When I saw this book was about to be released I was excited. I thought “cool, a tech book from an exec at a leading tech company!” I really had no expectations about content. You shouldn’t either.

This book is pretty much the standard technological dream stuff. He describes a digital future which sounds about like the book 1984, or some of the other variations of that idea. The book has chapters about different topics, like statehood or something else. Then he tends to begin paragraphs with “In the future state X will bethe case.” As a tech industry expert he has more of a basis for making categorical statements about the future than I do, but I still wouldn’t consider any futurist predictions to be reliable.

The other problem with the book is that it tends to follow a predictable narrative. It is as if Schmidt has this Utopian sort of statehood in mind, and tries to describe how Technology will get us there from the broken sort of reality we are in presently. Spoiler alert, the future is always brighter in this book, but sometimes not in the way you would think. For example, he talks about a future government issued online ID that will take the place of facebook, gmail, or whatever as your login. This will happen so that digital life is more secure in the future, but it will also happen to prevent people from hiding from the system. Hmmm…
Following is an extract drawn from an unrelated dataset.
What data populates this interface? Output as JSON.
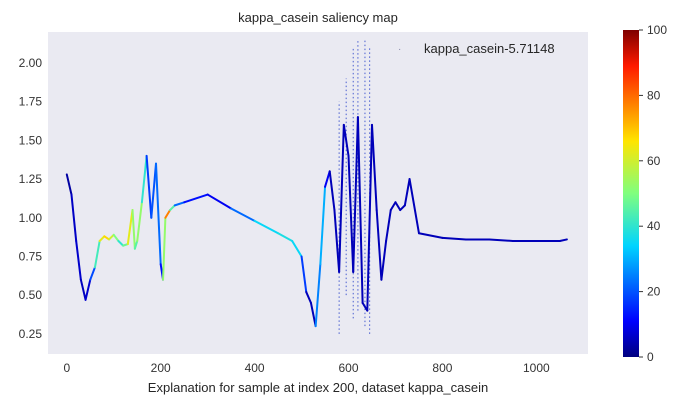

All in all, his book follows a predictable tech-as-savior narrative. By that, I mean, the world has problem X, and if we use Y technology, then problem X will be solved. So in his view the future can be better, nearly perfect, IF we adopt the proper technology. Interestingly his negative features of technology all come about from the side of how people use it, and not whether the technology itself is good or bad. I keep thinking that a better statement is that “some technology is better than others, and that “things” will only get better if the right technology is adopted.” Still, as a Christian writing this review it was very noticeable that there is no room for a God who redeems the world in Schmidt’s tech-narrative.